To be engaged is a wonderful feeling. It took me a couple days to actually realize that it happened. Even now, I look down on my ring and smile, still getting used to its presence on my little fingers. When he proposed, it was a blur. What they say is true. I blanked out and had an out of body experience lol. Before I knew it, I was crying and people were cheering, but it hadn’t quite sunk in what had just happened. He asked me to be his wife. An engagement is quite the commitment. As he later put it, he was asking to love, protect and provide for me…for a lifetime. Wow. I said yes. Another way to look at it is the search is over. I don’t have to worry about “finding” the one. I found him, and love him deeply. What is important to note however, is just because I found him doesn’t mean I can stop acting like I’m tryna get chose. In fact, I’m feeling quite the contrary.
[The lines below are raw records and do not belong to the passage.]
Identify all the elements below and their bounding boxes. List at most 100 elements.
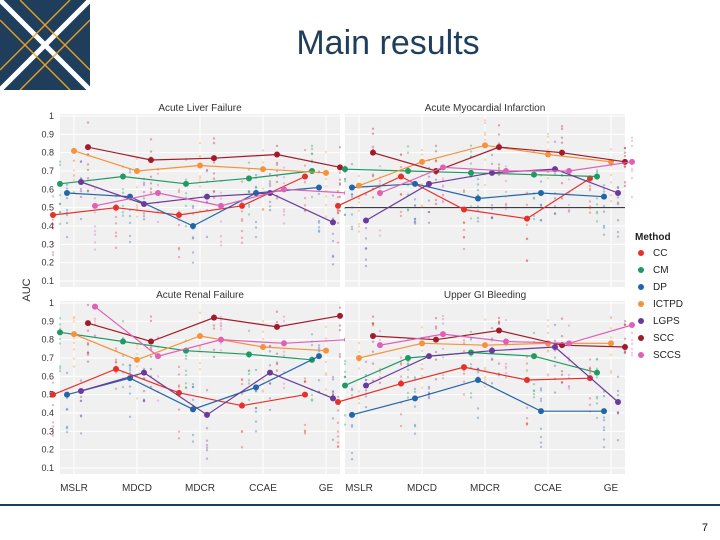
- sample-point-sccs: [156, 375, 160, 378]
- sample-point-lgps: [364, 360, 368, 363]
- sample-point-scc: [86, 343, 90, 346]
- sample-point-dp: [539, 203, 543, 206]
- sample-point-scc: [371, 145, 375, 149]
- data-point-cm: [405, 168, 411, 174]
- sample-point-dp: [254, 420, 258, 423]
- sample-point-cc: [588, 205, 592, 208]
- sample-point-cc: [399, 210, 403, 214]
- sample-point-dp: [65, 408, 69, 411]
- sample-point-scc: [149, 367, 153, 371]
- sample-point-cm: [406, 368, 410, 371]
- sample-point-scc: [149, 187, 153, 190]
- data-point-ictpd: [608, 340, 614, 347]
- sample-point-scc: [86, 329, 90, 332]
- sample-point-scc: [212, 327, 216, 330]
- sample-point-ictpd: [72, 159, 76, 163]
- sample-point-lgps: [205, 443, 209, 447]
- sample-point-scc: [434, 198, 438, 202]
- sample-point-scc: [623, 165, 627, 168]
- sample-point-cm: [595, 395, 599, 399]
- sample-point-ictpd: [324, 373, 328, 377]
- data-point-sccs: [155, 190, 161, 196]
- sample-point-ictpd: [483, 138, 487, 141]
- sample-point-sccs: [441, 322, 445, 325]
- sample-point-sccs: [441, 201, 445, 204]
- data-point-sccs: [566, 168, 572, 174]
- sample-point-scc: [623, 319, 627, 323]
- sample-point-scc: [623, 351, 627, 354]
- sample-point-cc: [177, 246, 181, 250]
- data-point-dp: [253, 384, 259, 391]
- sample-point-ictpd: [609, 193, 613, 197]
- sample-point-ictpd: [72, 348, 76, 351]
- legend-marker-lgps: [638, 318, 644, 324]
- sample-point-ictpd: [357, 225, 361, 228]
- sample-point-dp: [413, 425, 417, 428]
- sample-point-ictpd: [420, 374, 424, 378]
- data-point-ictpd: [482, 342, 488, 349]
- data-point-cc: [176, 212, 182, 218]
- sample-point-ictpd: [72, 190, 76, 194]
- data-point-lgps: [204, 411, 210, 418]
- sample-point-sccs: [441, 356, 445, 359]
- sample-point-cc: [336, 211, 340, 215]
- sample-point-cm: [532, 389, 536, 392]
- sample-point-cm: [58, 337, 62, 341]
- sample-point-cm: [58, 327, 62, 330]
- sample-point-lgps: [79, 432, 83, 435]
- sample-point-cm: [406, 391, 410, 395]
- sample-point-sccs: [567, 324, 571, 327]
- sample-point-cc: [177, 408, 181, 411]
- sample-point-ictpd: [420, 367, 424, 371]
- sample-point-lgps: [490, 358, 494, 362]
- data-point-ictpd: [134, 168, 140, 174]
- sample-point-ictpd: [357, 341, 361, 345]
- sample-point-lgps: [331, 393, 335, 396]
- sample-point-cc: [525, 422, 529, 425]
- sample-point-lgps: [490, 357, 494, 360]
- data-point-dp: [475, 195, 481, 202]
- sample-point-cm: [184, 354, 188, 358]
- data-point-ictpd: [482, 142, 488, 149]
- sample-point-scc: [338, 209, 342, 213]
- sample-point-cm: [595, 402, 599, 405]
- sample-point-sccs: [219, 328, 223, 331]
- sample-point-dp: [128, 364, 132, 367]
- sample-point-lgps: [142, 400, 146, 403]
- sample-point-cc: [51, 421, 55, 424]
- sample-point-cm: [595, 376, 599, 379]
- sample-point-ictpd: [72, 320, 76, 323]
- sample-point-cc: [588, 403, 592, 407]
- sample-point-scc: [623, 337, 627, 341]
- sample-point-dp: [317, 230, 321, 233]
- sample-point-cm: [310, 399, 314, 402]
- data-point-cc: [50, 212, 56, 218]
- sample-point-scc: [149, 355, 153, 358]
- panel-title: Acute Renal Failure: [156, 290, 244, 301]
- sample-point-ictpd: [72, 174, 76, 178]
- sample-point-lgps: [142, 367, 146, 371]
- sample-point-scc: [275, 144, 279, 148]
- sample-point-ictpd: [261, 208, 265, 212]
- data-point-scc: [85, 320, 91, 327]
- sample-point-ictpd: [324, 185, 328, 188]
- sample-point-ictpd: [261, 161, 265, 164]
- sample-point-dp: [602, 190, 606, 193]
- sample-point-scc: [371, 132, 375, 135]
- sample-point-lgps: [490, 326, 494, 330]
- sample-point-dp: [191, 237, 195, 240]
- sample-point-sccs: [567, 373, 571, 377]
- sample-point-cc: [525, 406, 529, 409]
- sample-point-sccs: [93, 197, 97, 200]
- data-point-cm: [183, 180, 189, 187]
- data-point-ictpd: [260, 166, 266, 173]
- sample-point-ictpd: [483, 119, 487, 122]
- data-point-sccs: [155, 353, 161, 360]
- sample-point-ictpd: [483, 378, 487, 381]
- sample-point-cc: [399, 153, 403, 156]
- sample-point-cc: [525, 362, 529, 365]
- data-point-cm: [246, 351, 252, 358]
- sample-point-ictpd: [324, 360, 328, 364]
- sample-point-dp: [476, 205, 480, 208]
- legend-marker-dp: [638, 284, 644, 290]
The engagement has made me want to step up even more to love him and cater to him as much as I can. My “wifely” instincts have kicked in. It probably also helps that we just moved in together. So cooking and cleaning and looking halfway decent most of the time are new priorities. We’ve received a lot of love and support during our engagement thus far. I think people are hungry to see young black couples “make it.” We’ve also experienced a couple haters who have either questioned our age or, my favorite, ask why it took so long for us to get engaged in the first place –_–
For us, engagement wasn’t something we did just because we had been dating for a while. It wasn’t simply “the next step” in our relationship journey. An engagement is the first official step to agreeing to a lifetime commitment. It says I will leave my childish ways behind and step up to be the companion you need me to be. Most importantly, it is agreeing to embark on a journey that prepares us to make a covenant before The Lord. A pledge that to honor, cherish and remain faithful to each other until death do us part. It is also a promise that to keep God first in our lives and in our marriage.
What’s interesting to me is that in the excitement and hustle and bustle of an engagement, everyone immediately wants to know when the wedding is. Soon to follow are questions about colors, bridesmaids, venue, etc. Not a single person asked about our couples counseling classes or what we plan on doing in “preparation” for a lifelong partnership. As Kanye would say, [they’re] “worried bout the wrong things, the wrong things….” Perhaps one of the reasons why so many couples get divorced is because they are not clear on the voluntary commitment that marriage requires. Saying “yes!” goes far beyond saying yes to a dress. We should shift our focus, and perhaps also our time, energy, and money, toward post-engagement preparation for marriage. Books, words of wisdom, recommended relationship counselors would all be awesome congratulatory gifts. Shower me with prayers and words of encouragement as I prepare to be a wife, and shower my fiance with prayers and words of encouragement as he prepares to be a husband.
Food for thought…. Exciting times. Lots of planning to do. Often overwhelming….but God is a provider. He will make a way if it is His will. Gotta keep that in mind.